Another point to be noted is, we are having so many startups in e-commerce space, such that it is becoming difficult to keep track of many of those. It is true that strategy depends on attractiveness of the market, but it also depends on the organizations strengths. With so many players, established, and new entrants, with cut throat competition, how does one create brand awareness / recognition, and differentiation to get market share from existing players, or sustain the market share that someone already enjoys?

In knowledge industry, it is given that the biggest asset of an organization is human capital. The question is how to sustain that advantage and at the same time also enhance it further. In IT industry, firms have created this advantage by making those predictable through standardization of processes. Yet, the capabilities of two organizations is not same. Why is it so that every organization, following CMMi or any other quality methodology, even after being assessed at the same level, end up with different capabilities? It is obvious that there is some gap somewhere.

The way I see it, people define processes with a mindset of perfection. That is, if someone follows that process, it is ensured that resultant outcome / product is not flawed. This invariably results in extensive checks and balances to minimize on exceptions. The intent is good; however, in order to minimize on exceptions, invariably some exceptions get considered as norms, resulting in overload on the system.

For example, in process centric software development system, we will have, checklists to define standards and guidelines, processes pertaining to buddy reviews / test, technical quality assurance reviews / test, development lead reviews / tests, and then battery of other reviews and tests. The point is, every review and test cycle will ideally result in more conformed product; however, it has an associated cost of identification and rework, not to mention the time required to do those costly checks, and rework.

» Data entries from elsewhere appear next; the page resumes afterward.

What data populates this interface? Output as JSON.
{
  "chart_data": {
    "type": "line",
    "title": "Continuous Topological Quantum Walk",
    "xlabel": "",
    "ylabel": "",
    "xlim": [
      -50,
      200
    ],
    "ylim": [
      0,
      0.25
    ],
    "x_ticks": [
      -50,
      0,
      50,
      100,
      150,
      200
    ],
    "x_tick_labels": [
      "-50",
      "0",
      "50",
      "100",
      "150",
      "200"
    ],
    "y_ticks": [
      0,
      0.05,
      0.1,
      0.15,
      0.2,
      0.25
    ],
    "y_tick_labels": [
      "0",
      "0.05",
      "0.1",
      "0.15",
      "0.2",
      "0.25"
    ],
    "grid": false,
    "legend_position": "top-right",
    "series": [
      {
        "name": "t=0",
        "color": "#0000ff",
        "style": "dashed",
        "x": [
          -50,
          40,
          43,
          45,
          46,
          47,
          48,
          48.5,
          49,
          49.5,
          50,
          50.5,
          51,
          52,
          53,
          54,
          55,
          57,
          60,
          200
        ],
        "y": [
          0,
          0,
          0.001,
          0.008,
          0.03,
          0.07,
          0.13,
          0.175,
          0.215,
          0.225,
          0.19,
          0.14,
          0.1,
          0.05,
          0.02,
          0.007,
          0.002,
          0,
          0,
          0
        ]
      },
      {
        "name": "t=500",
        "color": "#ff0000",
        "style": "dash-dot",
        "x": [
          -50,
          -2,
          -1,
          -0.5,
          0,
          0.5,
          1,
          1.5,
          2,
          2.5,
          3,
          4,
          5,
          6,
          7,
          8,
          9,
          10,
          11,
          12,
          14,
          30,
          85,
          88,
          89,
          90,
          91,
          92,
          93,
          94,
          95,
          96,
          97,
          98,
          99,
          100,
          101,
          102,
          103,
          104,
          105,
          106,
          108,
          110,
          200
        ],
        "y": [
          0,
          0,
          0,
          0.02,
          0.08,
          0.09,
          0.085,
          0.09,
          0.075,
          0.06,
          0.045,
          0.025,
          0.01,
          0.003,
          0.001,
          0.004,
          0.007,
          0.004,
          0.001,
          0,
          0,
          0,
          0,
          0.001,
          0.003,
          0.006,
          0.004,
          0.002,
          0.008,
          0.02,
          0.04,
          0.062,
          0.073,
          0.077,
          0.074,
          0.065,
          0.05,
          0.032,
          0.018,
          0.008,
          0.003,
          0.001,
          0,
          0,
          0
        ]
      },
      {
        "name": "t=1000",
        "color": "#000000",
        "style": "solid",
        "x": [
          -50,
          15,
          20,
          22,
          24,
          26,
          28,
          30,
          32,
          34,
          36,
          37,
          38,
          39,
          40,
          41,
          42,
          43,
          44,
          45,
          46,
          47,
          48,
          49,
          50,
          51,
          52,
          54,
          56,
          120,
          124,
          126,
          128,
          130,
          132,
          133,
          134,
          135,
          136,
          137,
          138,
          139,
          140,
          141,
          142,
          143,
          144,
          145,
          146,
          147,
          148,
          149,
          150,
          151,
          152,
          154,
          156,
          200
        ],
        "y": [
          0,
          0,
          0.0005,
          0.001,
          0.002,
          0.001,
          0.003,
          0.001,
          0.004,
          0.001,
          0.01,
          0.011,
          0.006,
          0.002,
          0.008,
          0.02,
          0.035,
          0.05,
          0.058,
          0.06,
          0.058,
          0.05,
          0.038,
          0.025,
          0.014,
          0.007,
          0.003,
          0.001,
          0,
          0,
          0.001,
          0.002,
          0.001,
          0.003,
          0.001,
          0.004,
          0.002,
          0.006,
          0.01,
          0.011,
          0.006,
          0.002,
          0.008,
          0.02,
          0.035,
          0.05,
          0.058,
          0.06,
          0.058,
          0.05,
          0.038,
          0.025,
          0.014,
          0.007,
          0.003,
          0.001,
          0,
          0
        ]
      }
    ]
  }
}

If we were to create a differentiation, we need to think in terms of not creating a “muda”. It will be good to have the resources, capable to construct is right the first time itself. That is, resources having the required skills, and knowledge, understand the standards and guidelines and other code metrics that will be expected at the time of completion, unit test those at their level, ensure those pass through integration points, and once checked-in, ensure compliance from ‘Definition of Done’ perspective. This will ensure, minimal defects, if any, and hence, less cost owing to rework and extensive external reviews and tests.

However, that is only one part of the entire lifecycle. For an IT services company, the touch point starts from pre-sales and may go beyond deployment to maintenance and support. Though, preparation even priori to first touch point, goes back even much earlier. That is, preparation in terms of capability, capacity, portfolio of solutions, offerings etc. All this adds up for differentiation, and must be evaluated and addressed.

In fact, all of this has to happen continuously, on a periodic, as well as on event basis. That is, systematically, drawing out the Capabilities, Processes and Value Streams for an organization, such that all new advancements either in tool, technology or resources capabilities are incorporated to sustain and further sharpen the differentiation. The point is, it can’t be one-time activity, and requires recalibration, to adjust to environment around us. We live in a dynamic world, and so should our internal measures, i.e. instead of those being static, aloof from current realty, make use of advancements for our own benefits. Needless to say the standalone views of capabilities, processes or value streams will not shed more insights, rather cross cutting views will reveal more insights, on bottlenecks as well as opportunities.

The conflict between intent and doing arises, when we stop thinking of improvement, and get satisfied with current state. So, from an IT services company’s perspective, we need to systematically identify the challenges from pre-sales through support. The challenges identification should not confine to internal inefficiencies, rather should also include change in market attractiveness, our own strengths, including environmental scan various market forces.

Of course, one person, or function can’t achieve all of it. Instead, it should be a combined effort, and should get sponsored and governed at corporate level. In addition, all of this will not yield the desired results, if the workforce does not have the buy-in, and do not possess the required capability. Process can help you in providing the prediction, but can hold you away from innovation (because of hierarchies). Tools can help you reduce the time, or being more compliant to the desired outcome; however, may require additional investment in procurement, and readiness etc. The point, is there is no straight path or processes to achieve it, rather it has to traverse through intervened analysis, implementations and feedback.